LA LEY Y LOS TATUAJES. El Comercio

El 5 de julio, fecha de la entrada en vigor de la ley, pasará a la posteridad como un día negro en la historia de los derechos humanos», dice Munilla, quien afirma que la cultura de la vida está en la educación que reciban nuestros jóvenes. Pero la nueva ley pasa al sistema educativo y priva a los padres del derecho de la educación de sus hijos, al imponer la ideología abortista y «de género» en la escuela.

Asociaciones de médicos y asociaciones de discapacitados presentaron un recurso de amparo ante el Alto Tribunal porque la nueva legislación establece una diferencia jurídicamente insostenible sobre lo que es un feto sano y otro enfermo, a cuya vida se puede poner fin en el seno materno.

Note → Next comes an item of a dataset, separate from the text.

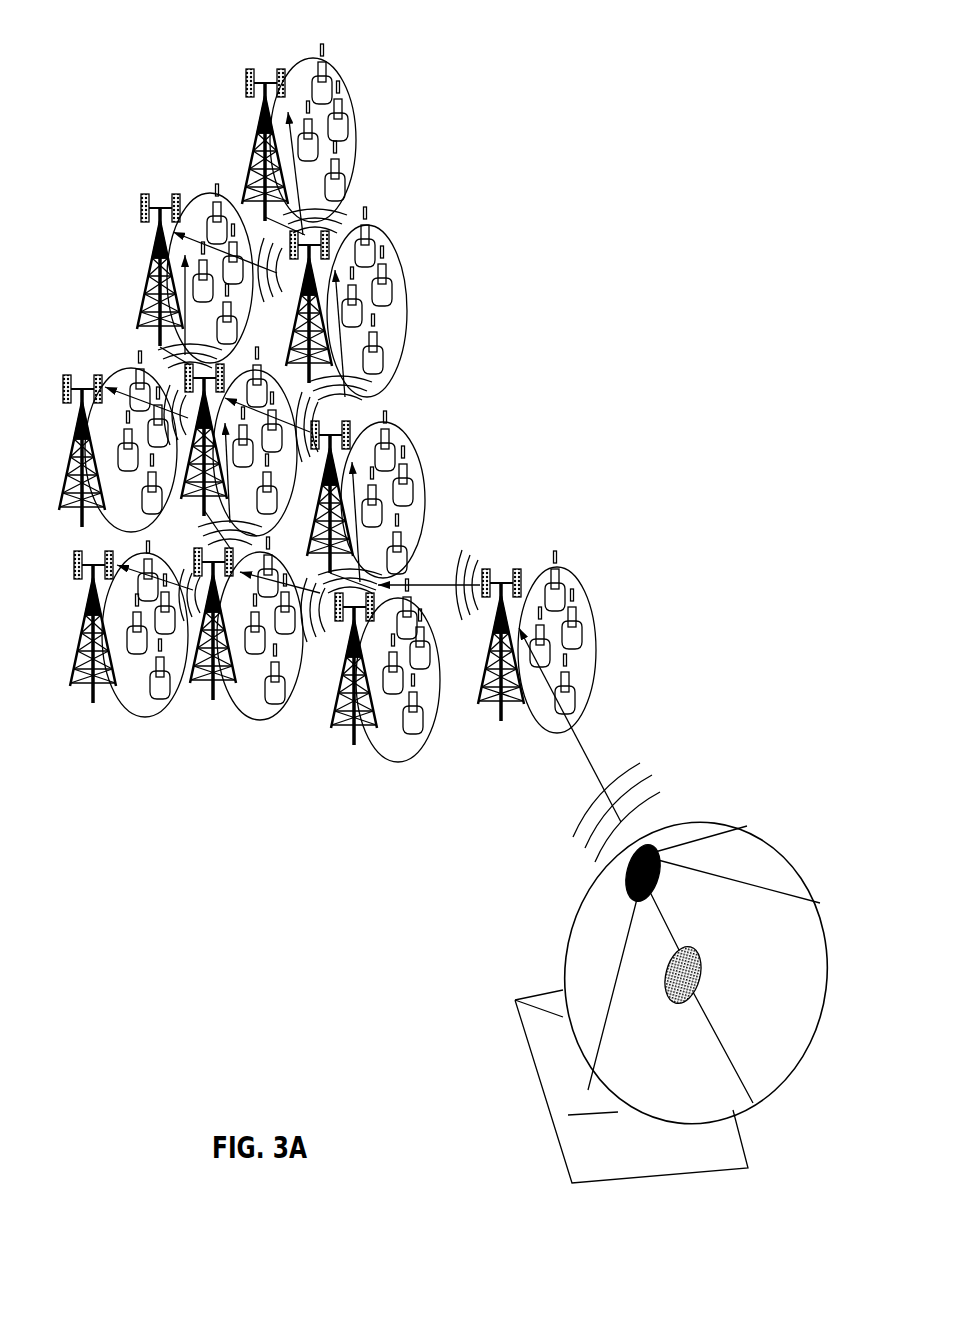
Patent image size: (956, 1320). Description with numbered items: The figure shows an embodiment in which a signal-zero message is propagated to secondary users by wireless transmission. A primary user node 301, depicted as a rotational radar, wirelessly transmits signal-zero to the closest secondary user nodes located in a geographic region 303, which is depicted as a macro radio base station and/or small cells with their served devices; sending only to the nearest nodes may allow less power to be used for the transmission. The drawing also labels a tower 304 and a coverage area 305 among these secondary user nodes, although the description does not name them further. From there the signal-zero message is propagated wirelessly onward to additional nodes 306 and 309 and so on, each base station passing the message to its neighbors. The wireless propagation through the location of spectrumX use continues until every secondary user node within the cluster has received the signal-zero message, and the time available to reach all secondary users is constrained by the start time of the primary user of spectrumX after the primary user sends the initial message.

Comparándolo con otros hechos hay quien destaca que una chica de 16 años no puede hacerse un tatuaje sin el permiso expreso de sus padres y, sin embargo, podrá interrumpir un embarazo sin que ellos lo sepan.

En Francia, desde 2008, una mujer que aborte, por causa natural o médica, entre las 16 y 22 semanas de gestación, podrá inscribir al feto en el Registro Civil y hacerlo constar en el libro de familia como «niño nacido muerto». El reconocimiento de la personalidad jurídica del feto da otra dimensión legal al aborto: es un acto contra un «ser con entidad jurídica», por lo que la frontera que separa el aborto de un acto criminal se hace más débil.